Este siglo, vertiginoso y lleno de contrastes, globalizado incluso en las maneras de entronizar en un par de semanas cierta voz comercial, y desdeñar las voces más complejas, también ha producido decenas de poetas parecidos, clonados. Círculos de poesía inquietos más por la cantidad de seguidores que por la singularidad de una escritura. A veces creo (deseo) encontrar un atisbo del discurrir al que aludimos antes en la disparidad y hasta contradicción de las imágenes que Sergio Pérez Torres coloca en su poemario: opuestas en la lógica y, a ratos, necesarias para escapar de lo que pareciera un diario o un recuento de pasiones y dudas, del libro que relata, como un diario, lo que le ha sucedido a un ser humano. Mucha de la poesía que muestra ese «orgullo» de la diversidad carece del coraje de hablar por uno mismo, del otro (similar o contrario), de una forma distinta, personal, que puede provenir de otros poetas, pero lo muestre a uno en el siglo xxi. Que hable de su ahogamiento y no sobre las olas de lo que se ha bailado (los mismos pasos siempre) tanto tiempo. «Máscaras rotas (fuera de exhibición)» puede ser el ejemplo más palpable de que Sergio ha intentado y puede conseguir otro distanciamiento de las formas poéticas que anteceden su pulso. Sentir que ha «dejado su sombra en los espejos» y lo que amó fue esa sombra deslumbrando la suya. Despedirse de un modo de concebir el mundo, muy seguro en sus manos, para pisar el hielo más frágil de la página y avanzar, siempre en desequilibrio, por otras geografías. Confirmarse que «ya no pertenezco a mi memoria, soy tan errante como las palabras».
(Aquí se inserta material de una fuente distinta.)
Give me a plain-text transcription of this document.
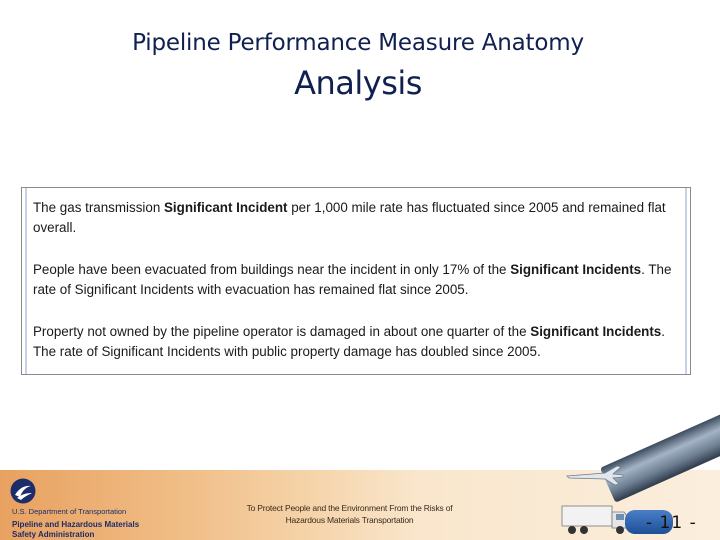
Pipeline Performance Measure Anatomy
Analysis
The gas transmission Significant Incident per 1,000 mile rate has fluctuated since 2005 and remained flat overall.
People have been evacuated from buildings near the incident in only 17% of the Significant Incidents. The rate of Significant Incidents with evacuation has remained flat since 2005.
Property not owned by the pipeline operator is damaged in about one quarter of the Significant Incidents. The rate of Significant Incidents with public property damage has doubled since 2005.
U.S. Department of Transportation
Pipeline and Hazardous Materials
Safety Administration
To Protect People and the Environment From the Risks of
Hazardous Materials Transportation	- 11 -
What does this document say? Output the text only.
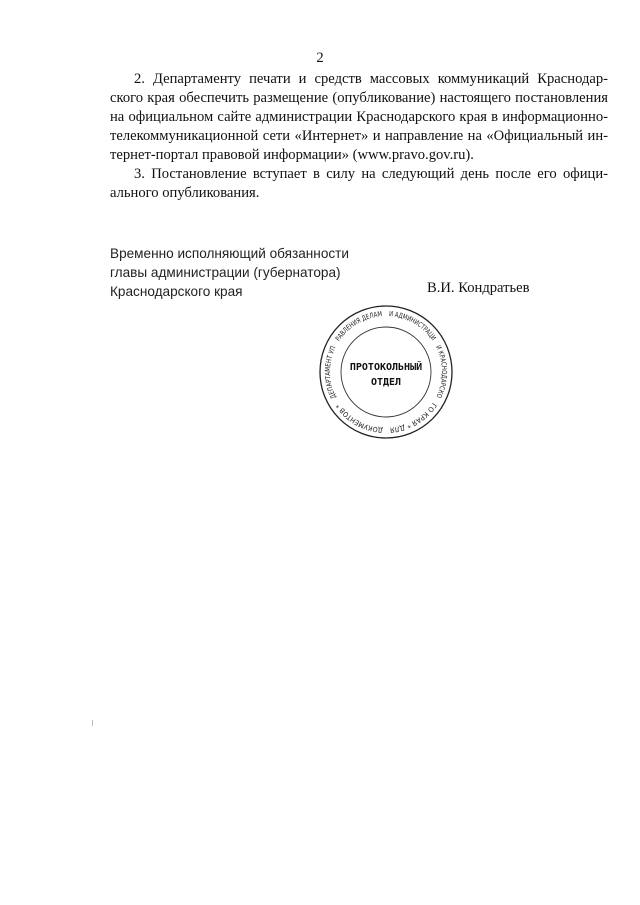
2
2. Департаменту печати и средств массовых коммуникаций Краснодар-
ского края обеспечить размещение (опубликование) настоящего постановления
на официальном сайте администрации Краснодарского края в информационно-
телекоммуникационной сети «Интернет» и направление на «Официальный ин-
тернет-портал правовой информации» (www.pravo.gov.ru).
3. Постановление вступает в силу на следующий день после его офици-
ального опубликования.
Временно исполняющий обязанности
главы администрации (губернатора)
Краснодарского края	В.И. Кондратьев
ДЕПАРТАМЕНТ УП
РАВЛЕНИЯ ДЕЛАМ И АДМИНИСТРАЦИ
И КРАСНОДАРСКО
ГО КРАЯ * ДЛЯ
ДОКУМЕНТОВ *
ПРОТОКОЛЬНЫЙ
ОТДЕЛ
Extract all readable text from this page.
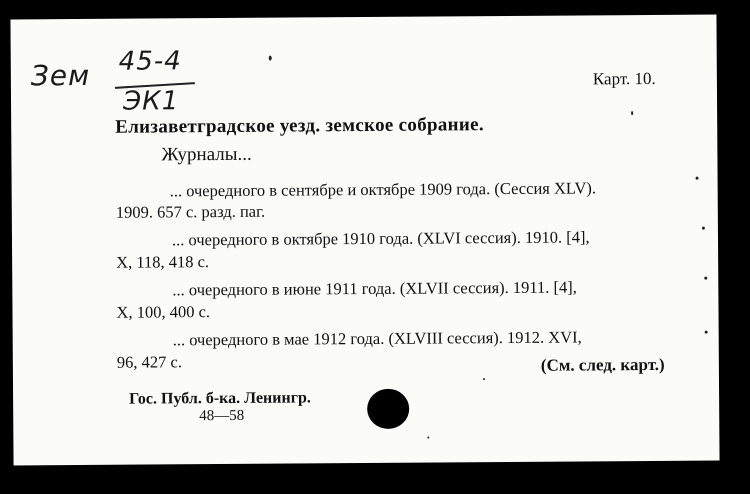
Зем 45-4
ЭК1
Карт. 10.
Елизаветградское уезд. земское собрание.
Журналы...
... очередного в сентябре и октябре 1909 года. (Сессия XLV).
1909. 657 с. разд. паг.
... очередного в октябре 1910 года. (XLVI сессия). 1910. [4],
X, 118, 418 с.
... очередного в июне 1911 года. (XLVII сессия). 1911. [4],
X, 100, 400 с.
... очередного в мае 1912 года. (XLVIII сессия). 1912. XVI,
96, 427 с.	(См. след. карт.)
Гос. Публ. б-ка. Ленингр.
48—58
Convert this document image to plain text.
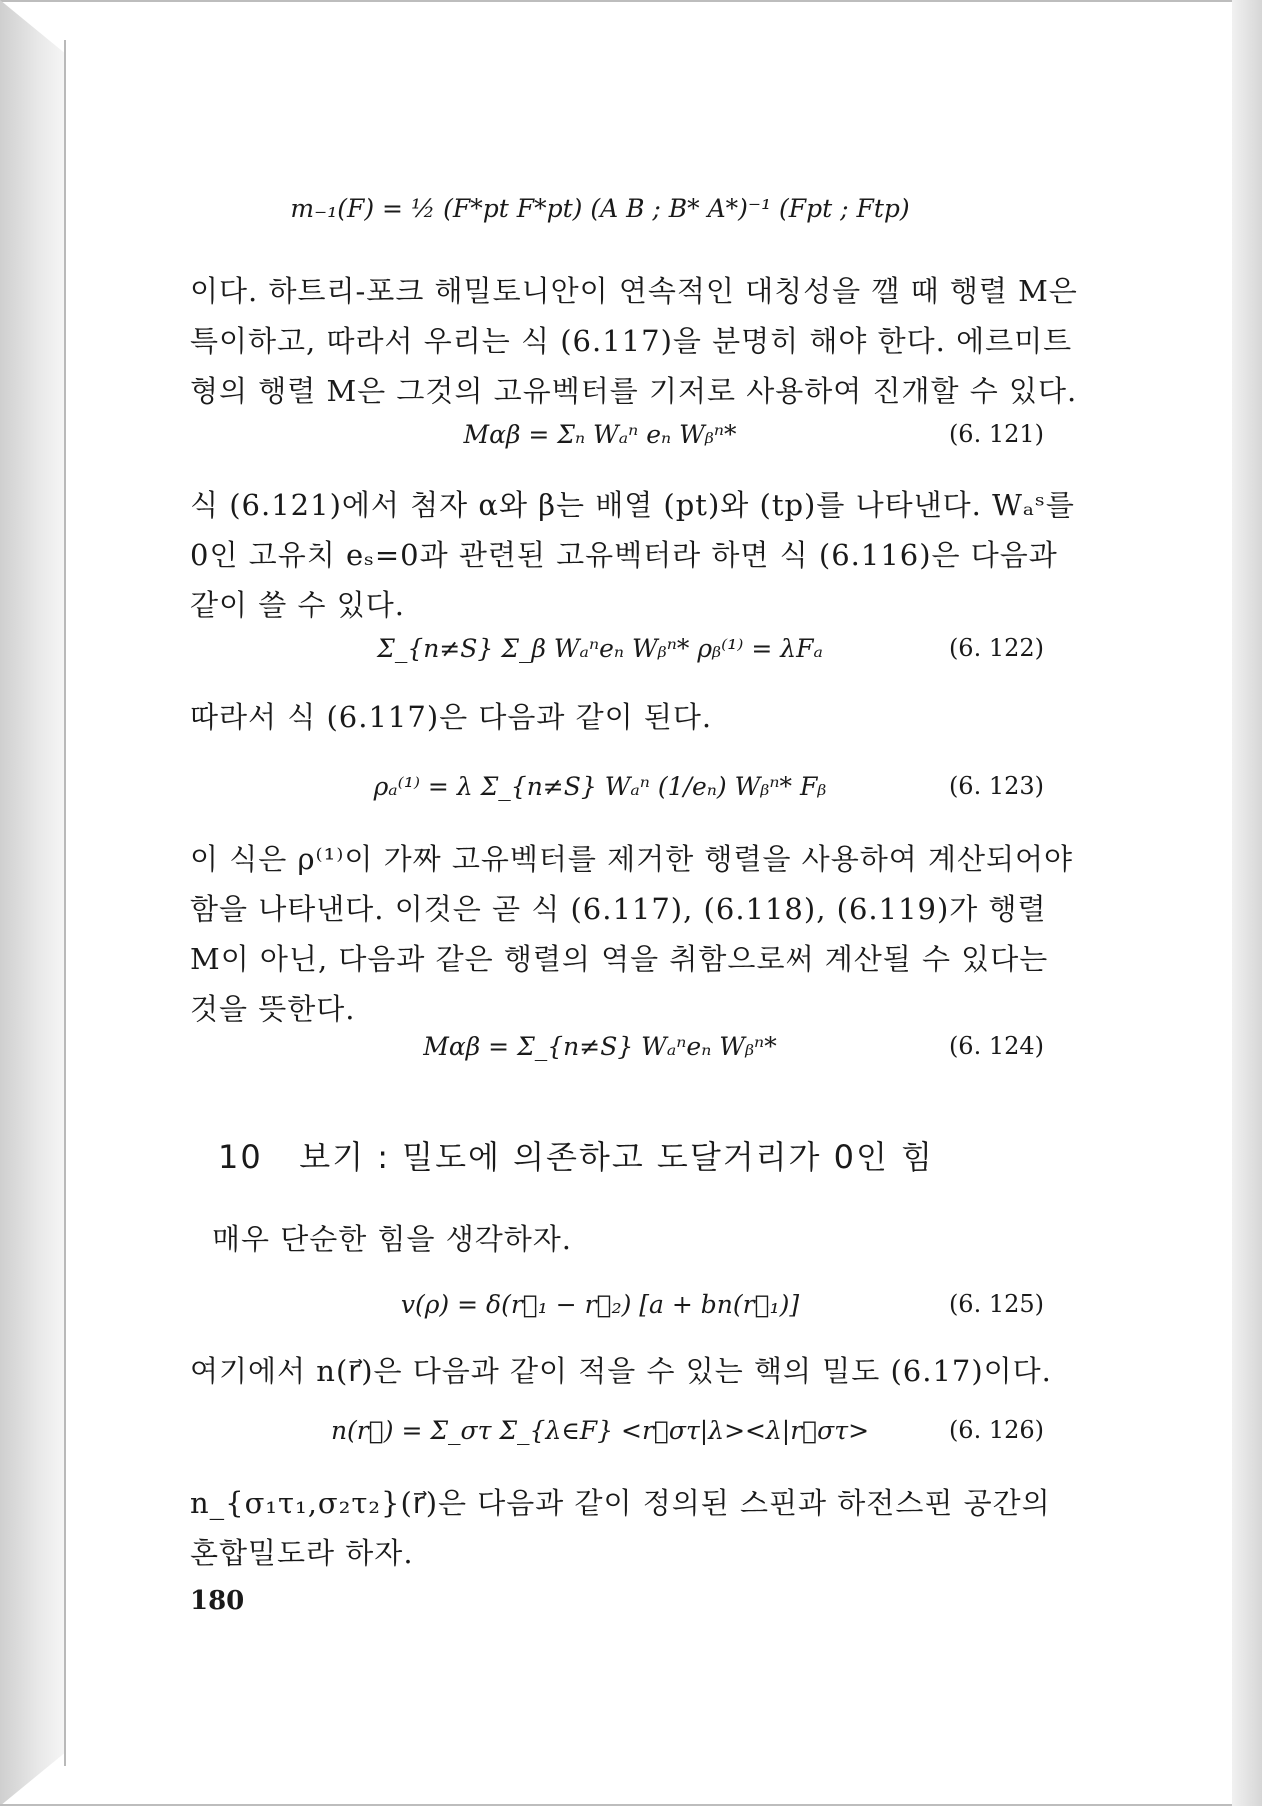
m₋₁(F) = ½ (F*pt F*pt) (A B ; B* A*)⁻¹ (Fpt ; Ftp)
이다. 하트리-포크 해밀토니안이 연속적인 대칭성을 깰 때 행렬 M은 특이하고, 따라서 우리는 식 (6.117)을 분명히 해야 한다. 에르미트형의 행렬 M은 그것의 고유벡터를 기저로 사용하여 진개할 수 있다.
Mαβ = Σₙ Wₐⁿ eₙ Wᵦⁿ*	(6. 121)
식 (6.121)에서 첨자 α와 β는 배열 (pt)와 (tp)를 나타낸다. Wₐˢ를 0인 고유치 eₛ=0과 관련된 고유벡터라 하면 식 (6.116)은 다음과 같이 쓸 수 있다.
Σ_{n≠S} Σ_β Wₐⁿeₙ Wᵦⁿ* ρᵦ⁽¹⁾ = λFₐ	(6. 122)
따라서 식 (6.117)은 다음과 같이 된다.
ρₐ⁽¹⁾ = λ Σ_{n≠S} Wₐⁿ (1/eₙ) Wᵦⁿ* Fᵦ	(6. 123)
이 식은 ρ⁽¹⁾이 가짜 고유벡터를 제거한 행렬을 사용하여 계산되어야 함을 나타낸다. 이것은 곧 식 (6.117), (6.118), (6.119)가 행렬 M이 아닌, 다음과 같은 행렬의 역을 취함으로써 계산될 수 있다는 것을 뜻한다.
Mαβ = Σ_{n≠S} Wₐⁿeₙ Wᵦⁿ*	(6. 124)
10 보기 : 밀도에 의존하고 도달거리가 0인 힘
매우 단순한 힘을 생각하자.
v(ρ) = δ(r⃗₁ − r⃗₂) [a + bn(r⃗₁)]	(6. 125)
여기에서 n(r⃗)은 다음과 같이 적을 수 있는 핵의 밀도 (6.17)이다.
n(r⃗) = Σ_στ Σ_{λ∈F} <r⃗στ|λ><λ|r⃗στ>	(6. 126)
n_{σ₁τ₁,σ₂τ₂}(r⃗)은 다음과 같이 정의된 스핀과 하전스핀 공간의 혼합밀도라 하자.
180
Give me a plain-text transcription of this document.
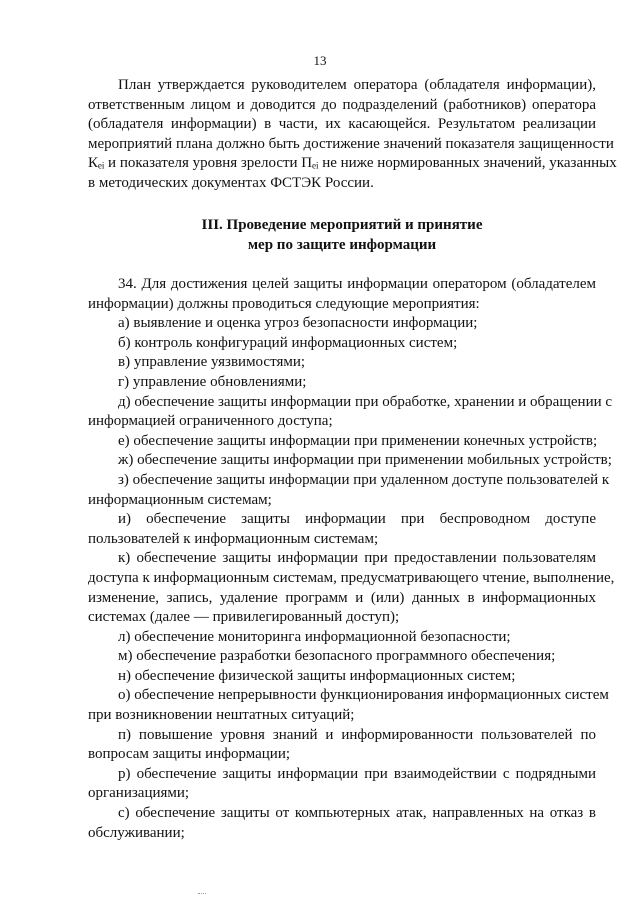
13
План утверждается руководителем оператора (обладателя информации),
ответственным лицом и доводится до подразделений (работников) оператора
(обладателя информации) в части, их касающейся. Результатом реализации
мероприятий плана должно быть достижение значений показателя защищенности
Кₑᵢ и показателя уровня зрелости Пₑᵢ не ниже нормированных значений, указанных
в методических документах ФСТЭК России.
III. Проведение мероприятий и принятие
мер по защите информации
34. Для достижения целей защиты информации оператором (обладателем
информации) должны проводиться следующие мероприятия:
а) выявление и оценка угроз безопасности информации;
б) контроль конфигураций информационных систем;
в) управление уязвимостями;
г) управление обновлениями;
д) обеспечение защиты информации при обработке, хранении и обращении с
информацией ограниченного доступа;
е) обеспечение защиты информации при применении конечных устройств;
ж) обеспечение защиты информации при применении мобильных устройств;
з) обеспечение защиты информации при удаленном доступе пользователей к
информационным системам;
и) обеспечение защиты информации при беспроводном доступе
пользователей к информационным системам;
к) обеспечение защиты информации при предоставлении пользователям
доступа к информационным системам, предусматривающего чтение, выполнение,
изменение, запись, удаление программ и (или) данных в информационных
системах (далее — привилегированный доступ);
л) обеспечение мониторинга информационной безопасности;
м) обеспечение разработки безопасного программного обеспечения;
н) обеспечение физической защиты информационных систем;
о) обеспечение непрерывности функционирования информационных систем
при возникновении нештатных ситуаций;
п) повышение уровня знаний и информированности пользователей по
вопросам защиты информации;
р) обеспечение защиты информации при взаимодействии с подрядными
организациями;
с) обеспечение защиты от компьютерных атак, направленных на отказ в
обслуживании;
Un hombre con vestido no me asusta. No me incomoda si usa carmín, delineador, tacones. Si prefiere cadenas para mostrar el torso velludo y masculino. Simplemente, creo yo, no deja de ser hombre si eso es lo que desea, si otro hombre es su deseo, o si no desea nada. Quisiera, desearía, encontrar que su obra literaria habla del mundo homosexual con una brillantez sin artificios. Que nos hable de la postura humana y no del maquillaje o máscaras comunes. Sobre un pie en otras tierras (exilio o por nostalgia) y no con la preocupación por hacer un desfile exitoso sobre una pasarela de poetas que aplauden al que muestra más brillos en su saco. Preferiría un lenguaje en el cual la mayor extrañeza no es perderse en el «yo» o eliminar un «él» o un «ella», sin buscar de manera afanosa volvernos generales, inclusivos, modernos y orgullosos por una razón de «elles». La subversión del texto, y no los demasiados covers de Abigael Bohórquez que ahora existen. Ojalá que, sin máscaras, aplaudamos la búsqueda, desconcertante siempre, de nuevas escrituras. Y en lugar del pasado, amemos el futuro que nos hace lugar en el museo de nuestro propio siglo.